While we do not know how large some giants might have been, anyone over eight feet is considered a giant today.  Og’s bead was over thirteen feet long and six wide, or about the size of two full sized beds side by side.  His size might intimidate ordinary people, but it was no protection against God’s power.  Og was the last descendant of a family of giants who had lived in the region.

“And this land, which we possessed at that time, from Aroer, which is by the river Arnon, and half mount Gilead, and the cities thereof, gave I unto the Reubenites and to the Gadites.  And the rest of Gilead, and all Bashan, being the kingdom of Og, gave I unto the half tribe of Manasseh; all the region of Argob, with all Bashan, which was called the land of giants.  Jair the son of Manasseh took all the country of Argob unto the coasts of Geshuri and Maachathi; and called them after his own name, Bashanhavothjair, unto this day.  And I gave Gilead unto Machir. 

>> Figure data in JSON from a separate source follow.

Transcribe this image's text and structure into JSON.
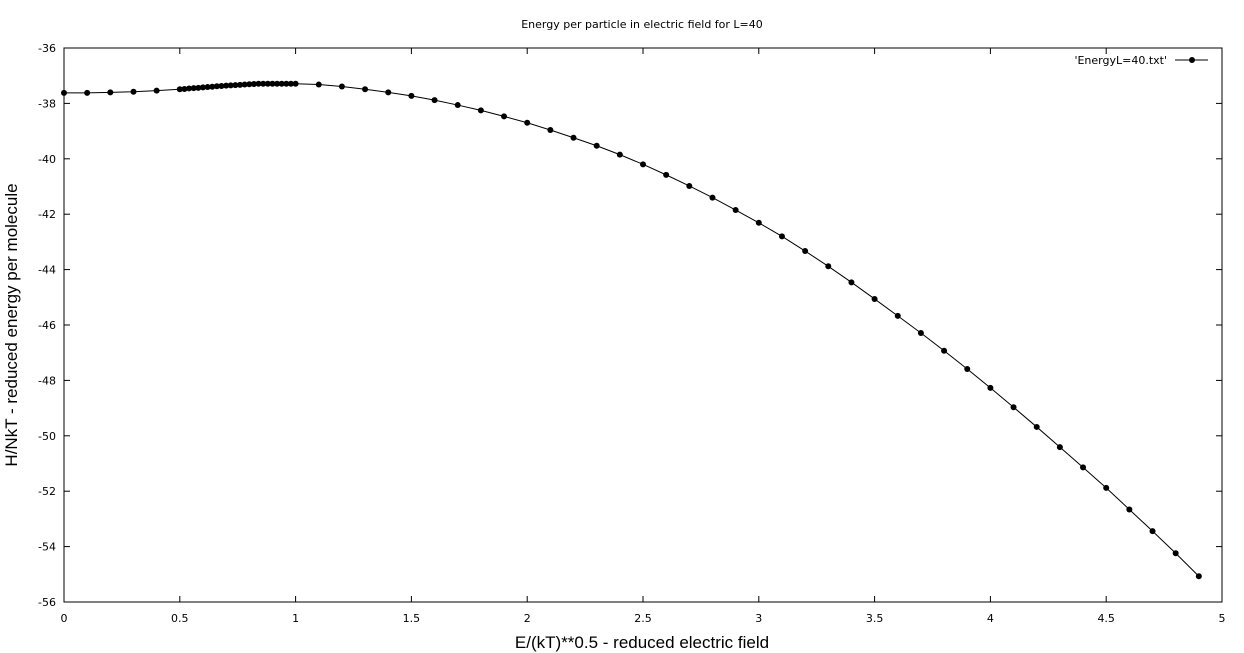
{
  "chart_data": {
    "type": "line",
    "title": "Energy per particle in electric field for L=40",
    "xlabel": "E/(kT)**0.5 - reduced electric field",
    "ylabel": "H/NkT - reduced energy per molecule",
    "xlim": [
      0,
      5
    ],
    "ylim": [
      -56,
      -36
    ],
    "x_ticks": [
      "0",
      "0.5",
      "1",
      "1.5",
      "2",
      "2.5",
      "3",
      "3.5",
      "4",
      "4.5",
      "5"
    ],
    "y_ticks": [
      "-36",
      "-38",
      "-40",
      "-42",
      "-44",
      "-46",
      "-48",
      "-50",
      "-52",
      "-54",
      "-56"
    ],
    "grid": false,
    "legend_position": "top-right",
    "series": [
      {
        "name": "'EnergyL=40.txt'",
        "color": "#000000",
        "marker": "filled-circle",
        "x": [
          0,
          0.1,
          0.2,
          0.3,
          0.4,
          0.5,
          0.52,
          0.54,
          0.56,
          0.58,
          0.6,
          0.62,
          0.64,
          0.66,
          0.68,
          0.7,
          0.72,
          0.74,
          0.76,
          0.78,
          0.8,
          0.82,
          0.84,
          0.86,
          0.88,
          0.9,
          0.92,
          0.94,
          0.96,
          0.98,
          1.0,
          1.1,
          1.2,
          1.3,
          1.4,
          1.5,
          1.6,
          1.7,
          1.8,
          1.9,
          2.0,
          2.1,
          2.2,
          2.3,
          2.4,
          2.5,
          2.6,
          2.7,
          2.8,
          2.9,
          3.0,
          3.1,
          3.2,
          3.3,
          3.4,
          3.5,
          3.6,
          3.7,
          3.8,
          3.9,
          4.0,
          4.1,
          4.2,
          4.3,
          4.4,
          4.5,
          4.6,
          4.7,
          4.8,
          4.9
        ],
        "y": [
          -37.62,
          -37.62,
          -37.6,
          -37.58,
          -37.54,
          -37.49,
          -37.48,
          -37.46,
          -37.45,
          -37.44,
          -37.42,
          -37.41,
          -37.4,
          -37.38,
          -37.37,
          -37.36,
          -37.35,
          -37.34,
          -37.33,
          -37.32,
          -37.31,
          -37.3,
          -37.29,
          -37.29,
          -37.29,
          -37.29,
          -37.29,
          -37.29,
          -37.29,
          -37.29,
          -37.29,
          -37.32,
          -37.39,
          -37.49,
          -37.6,
          -37.73,
          -37.88,
          -38.06,
          -38.25,
          -38.47,
          -38.7,
          -38.96,
          -39.24,
          -39.53,
          -39.85,
          -40.2,
          -40.58,
          -40.98,
          -41.4,
          -41.85,
          -42.31,
          -42.8,
          -43.33,
          -43.88,
          -44.46,
          -45.06,
          -45.67,
          -46.29,
          -46.93,
          -47.59,
          -48.27,
          -48.97,
          -49.68,
          -50.41,
          -51.14,
          -51.88,
          -52.66,
          -53.44,
          -54.24,
          -55.07
        ]
      }
    ]
  }
}
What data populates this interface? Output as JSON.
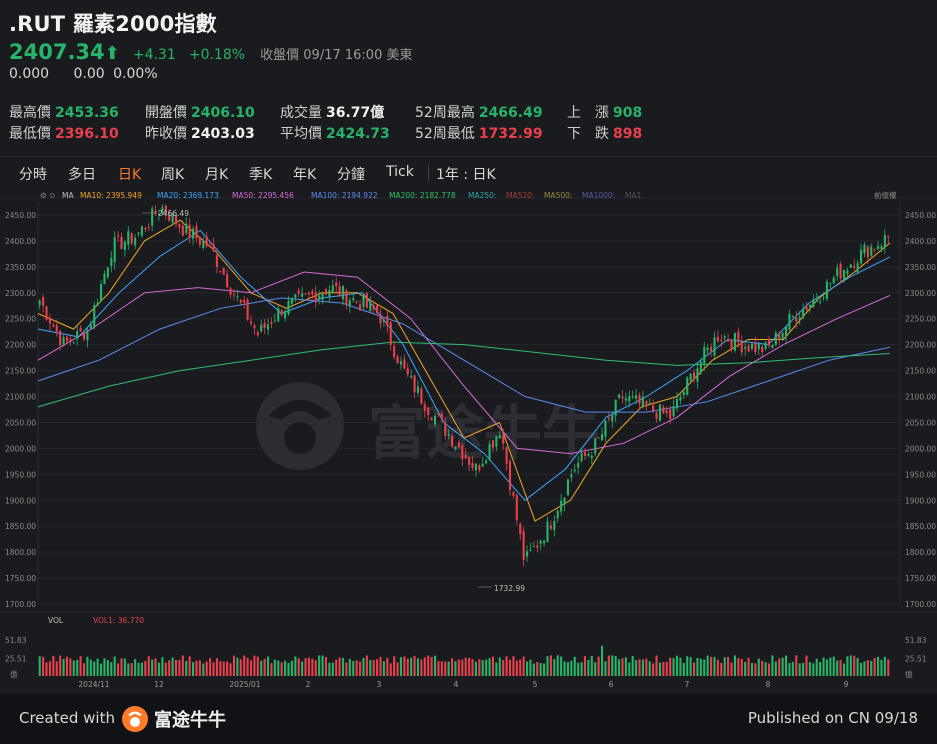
{
  "header": {
    "title": ".RUT 羅素2000指數",
    "price": "2407.34",
    "change": "+4.31",
    "change_pct": "+0.18%",
    "close_note": "收盤價 09/17 16:00 美東",
    "sub_values": [
      "0.000",
      "0.00",
      "0.00%"
    ]
  },
  "stats": [
    {
      "label": "最高價",
      "value": "2453.36",
      "tone": "g"
    },
    {
      "label": "開盤價",
      "value": "2406.10",
      "tone": "g"
    },
    {
      "label": "成交量",
      "value": "36.77億",
      "tone": "w"
    },
    {
      "label": "52周最高",
      "value": "2466.49",
      "tone": "g"
    },
    {
      "label": "上　漲",
      "value": "908",
      "tone": "g"
    },
    {
      "label": "最低價",
      "value": "2396.10",
      "tone": "r"
    },
    {
      "label": "昨收價",
      "value": "2403.03",
      "tone": "w"
    },
    {
      "label": "平均價",
      "value": "2424.73",
      "tone": "g"
    },
    {
      "label": "52周最低",
      "value": "1732.99",
      "tone": "r"
    },
    {
      "label": "下　跌",
      "value": "898",
      "tone": "r"
    }
  ],
  "tabs": [
    "分時",
    "多日",
    "日K",
    "周K",
    "月K",
    "季K",
    "年K",
    "分鐘",
    "Tick",
    "1年 : 日K"
  ],
  "active_tab": "日K",
  "ma_legend": [
    {
      "label": "MA10: 2395.949",
      "color": "#f5a623"
    },
    {
      "label": "MA20: 2369.173",
      "color": "#3ea6ff"
    },
    {
      "label": "MA50: 2295.456",
      "color": "#d86bd8"
    },
    {
      "label": "MA100: 2194.922",
      "color": "#5b8cf0"
    },
    {
      "label": "MA200: 2182.778",
      "color": "#2fbf71"
    },
    {
      "label": "MA250:",
      "color": "#2aa9a9"
    },
    {
      "label": "MA520:",
      "color": "#a04040"
    },
    {
      "label": "MA500:",
      "color": "#9a8a3a"
    },
    {
      "label": "MA1000:",
      "color": "#5a5aa0"
    },
    {
      "label": "MA1",
      "color": "#555555"
    }
  ],
  "ma_prefix": "MA",
  "right_tag": "前復權",
  "vol_legend": {
    "label": "VOL",
    "value": "VOL1: 36.770"
  },
  "vol_axis": [
    "51.83",
    "25.51",
    "億"
  ],
  "colors": {
    "up": "#27b368",
    "down": "#e8414b",
    "accent": "#ff7a29",
    "bg": "#1a1b1f"
  },
  "watermark": "富途牛牛",
  "footer": {
    "created": "Created with",
    "brand": "富途牛牛",
    "published": "Published on CN 09/18"
  },
  "chart_data": {
    "type": "candlestick",
    "ylim": [
      1700,
      2475
    ],
    "y_ticks": [
      1700,
      1750,
      1800,
      1850,
      1900,
      1950,
      2000,
      2050,
      2100,
      2150,
      2200,
      2250,
      2300,
      2350,
      2400,
      2450
    ],
    "x_tick_labels": [
      "2024/11",
      "12",
      "2025/01",
      "2",
      "3",
      "4",
      "5",
      "6",
      "7",
      "8",
      "9"
    ],
    "annotations": [
      {
        "text": "2466.49"
      },
      {
        "text": "1732.99"
      }
    ],
    "close_anchors": [
      2285,
      2200,
      2230,
      2390,
      2410,
      2466,
      2420,
      2390,
      2300,
      2220,
      2270,
      2290,
      2310,
      2285,
      2260,
      2150,
      2080,
      2020,
      1960,
      2040,
      1780,
      1850,
      1960,
      2010,
      2100,
      2080,
      2060,
      2150,
      2220,
      2200,
      2190,
      2250,
      2290,
      2340,
      2380,
      2407
    ],
    "ma_anchors": {
      "MA10": [
        2260,
        2230,
        2300,
        2400,
        2440,
        2380,
        2300,
        2270,
        2300,
        2300,
        2260,
        2140,
        2020,
        2050,
        1860,
        1900,
        2010,
        2080,
        2100,
        2170,
        2210,
        2210,
        2290,
        2340,
        2396
      ],
      "MA20": [
        2230,
        2215,
        2300,
        2370,
        2420,
        2330,
        2260,
        2290,
        2300,
        2200,
        2050,
        1990,
        1900,
        1960,
        2060,
        2100,
        2150,
        2210,
        2200,
        2280,
        2330,
        2369
      ],
      "MA50": [
        2170,
        2230,
        2300,
        2310,
        2300,
        2340,
        2330,
        2250,
        2120,
        2000,
        1990,
        2010,
        2060,
        2140,
        2200,
        2250,
        2295
      ],
      "MA100": [
        2130,
        2170,
        2230,
        2270,
        2290,
        2280,
        2240,
        2170,
        2100,
        2070,
        2070,
        2090,
        2130,
        2170,
        2195
      ],
      "MA200": [
        2080,
        2120,
        2150,
        2170,
        2190,
        2205,
        2200,
        2185,
        2170,
        2160,
        2165,
        2175,
        2183
      ]
    }
  }
}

And unto the Reubenites and unto the Gadites I gave from Gilead even unto the river Arnon half the valley, and the border even unto the river Jabbok, which is the border of the children of Ammon; The plain also, and Jordan, and the coast thereof, from Chinnereth even unto the sea of the plain, even the salt sea, under Ashdothpisgah eastward.” (Deuteronomy 3:12-17)

The land taken from the Sihon and Og, and given to the tribes of Reuben and Gad, and half the tribe of Manasseh reached from the border of Moab, where the river Arnon feeds into the Dead Sea north to the sea of Galilee, and from the Jordan river East to the capital of present day Jordan, Amman, or Ammon.